As was the custom at that time, when two rival fleets finally assumed
their respective battle formations one of the rival commanders would fire a
cannon shot as a challenge to fight and his opponent would fire two cannon
to accept the challenge. On this day the challenge shot was fired by the
Turkish flagship which then hoisted a large green silk banner, decorated
with the Muslim crescent and holy inscriptions in Arabic. Don Juan’s
flagship quickly responded with a double round from its cannon.
Thus began a classic military confrontation between the Crescent and the
Cross, Islam and Christianity. The battle was one-sided. When it was over
the Christian fleet had lost 12 ships, the previously invincible Ottoman
navy lost 240. The humiliating defeat halted a pending Islamic invasion of
Europe. The Holy Pontiff at that time, Pius V, attributed the victory to the
intercession of the Blessed Mother.
Her intercession was needed, he believed, because by the 1560s the
Ottoman Empire, with the largest navy in the world, was beginning to turn
the Mediterranean Sea into an Islamic lake and the Turks were threatening to
invade Christian Europe. To confront the threat, the pope, a skillful
diplomat, managed to create an anti-Ottoman alliance consisting of the Papal
States, Spain, Venice, and Genoa. The alliance was called the Holy League.

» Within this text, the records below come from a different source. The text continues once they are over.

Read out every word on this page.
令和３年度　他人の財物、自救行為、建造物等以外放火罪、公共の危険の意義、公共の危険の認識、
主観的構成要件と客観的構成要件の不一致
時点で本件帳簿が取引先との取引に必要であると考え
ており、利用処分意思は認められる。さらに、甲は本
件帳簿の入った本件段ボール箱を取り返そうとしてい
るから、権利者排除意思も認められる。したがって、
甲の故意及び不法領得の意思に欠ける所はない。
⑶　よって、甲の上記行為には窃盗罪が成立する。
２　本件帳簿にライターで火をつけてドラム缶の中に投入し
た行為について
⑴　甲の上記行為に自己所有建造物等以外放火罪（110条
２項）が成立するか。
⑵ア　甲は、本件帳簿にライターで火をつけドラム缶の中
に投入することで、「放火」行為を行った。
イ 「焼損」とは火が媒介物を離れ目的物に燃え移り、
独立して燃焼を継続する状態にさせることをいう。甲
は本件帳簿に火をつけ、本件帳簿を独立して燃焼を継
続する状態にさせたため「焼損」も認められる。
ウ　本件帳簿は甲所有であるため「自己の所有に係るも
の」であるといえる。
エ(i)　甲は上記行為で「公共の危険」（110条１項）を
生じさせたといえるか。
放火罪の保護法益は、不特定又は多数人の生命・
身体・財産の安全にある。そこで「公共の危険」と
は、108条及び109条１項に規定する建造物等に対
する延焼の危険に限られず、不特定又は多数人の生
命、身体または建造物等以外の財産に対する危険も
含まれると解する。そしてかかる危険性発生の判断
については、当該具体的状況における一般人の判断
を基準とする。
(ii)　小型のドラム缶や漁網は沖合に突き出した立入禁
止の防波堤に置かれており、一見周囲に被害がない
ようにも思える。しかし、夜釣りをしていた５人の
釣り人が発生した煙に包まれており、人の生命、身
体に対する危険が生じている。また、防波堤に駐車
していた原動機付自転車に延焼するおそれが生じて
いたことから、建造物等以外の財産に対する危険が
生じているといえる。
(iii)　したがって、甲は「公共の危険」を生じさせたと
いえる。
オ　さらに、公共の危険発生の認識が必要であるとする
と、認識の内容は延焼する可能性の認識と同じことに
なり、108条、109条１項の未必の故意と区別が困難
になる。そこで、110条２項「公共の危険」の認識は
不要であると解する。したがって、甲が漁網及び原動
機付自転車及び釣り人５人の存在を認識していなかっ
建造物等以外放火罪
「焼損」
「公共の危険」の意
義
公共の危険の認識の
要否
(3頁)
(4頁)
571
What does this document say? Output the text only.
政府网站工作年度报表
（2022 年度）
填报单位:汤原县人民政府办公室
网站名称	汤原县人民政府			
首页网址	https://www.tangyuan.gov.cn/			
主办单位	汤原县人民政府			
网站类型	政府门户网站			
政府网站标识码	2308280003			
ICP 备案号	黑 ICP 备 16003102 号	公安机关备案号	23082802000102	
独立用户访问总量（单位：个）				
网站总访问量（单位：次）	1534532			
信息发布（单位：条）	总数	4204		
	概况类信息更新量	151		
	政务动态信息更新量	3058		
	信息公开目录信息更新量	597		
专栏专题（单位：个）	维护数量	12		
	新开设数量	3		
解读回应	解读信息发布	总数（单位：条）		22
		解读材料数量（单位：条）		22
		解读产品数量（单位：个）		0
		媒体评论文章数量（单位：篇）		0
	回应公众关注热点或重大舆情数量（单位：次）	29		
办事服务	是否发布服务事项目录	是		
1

Knowing that the Christian forces would be at a distinct material
disadvantage, Pius V called for all of Europe to pray the rosary for
victory. Supposedly, at the hour of victory the pope, who was hundreds of
miles away in Rome, stood up from a meeting, went over to a window, and
exclaimed: "The Christian fleet is victorious!" The saintly pontiff would
later be beatified by Pope Clement X in 1672 and canonized by Clement XI in
1712.
The Christian victory at Lepanto was first celebrated liturgically as
"Our Lady of Victory." Later, the feast of Oct. 7 was renamed "Our Lady of
the Rosary" and extended throughout the Universal Church by Pope Clement XI
in 1716.
The Catholic church in the middle of New York’s financial district, Our
Lady of Victory, the one from which my sister and her friend viewed the
devastation wrought by Islamic terrorists, is also known as the War Memorial
Church. Dedicated by Cardinal Francis Spellman in 1944 during World War II,
the front door of that church bears this quotation from the cardinal:
"This Holy Shrine is dedicated to Our Lady of Victory in thanksgiving for
victory won by our valiant dead, our soldier’s blood, our country’s tears,
shed to defend men’s rights and win back men’s hearts to God."
Our Lady of Victory, pray for us!
Concannon is a freelance writer from All Saints Parish in Manassas.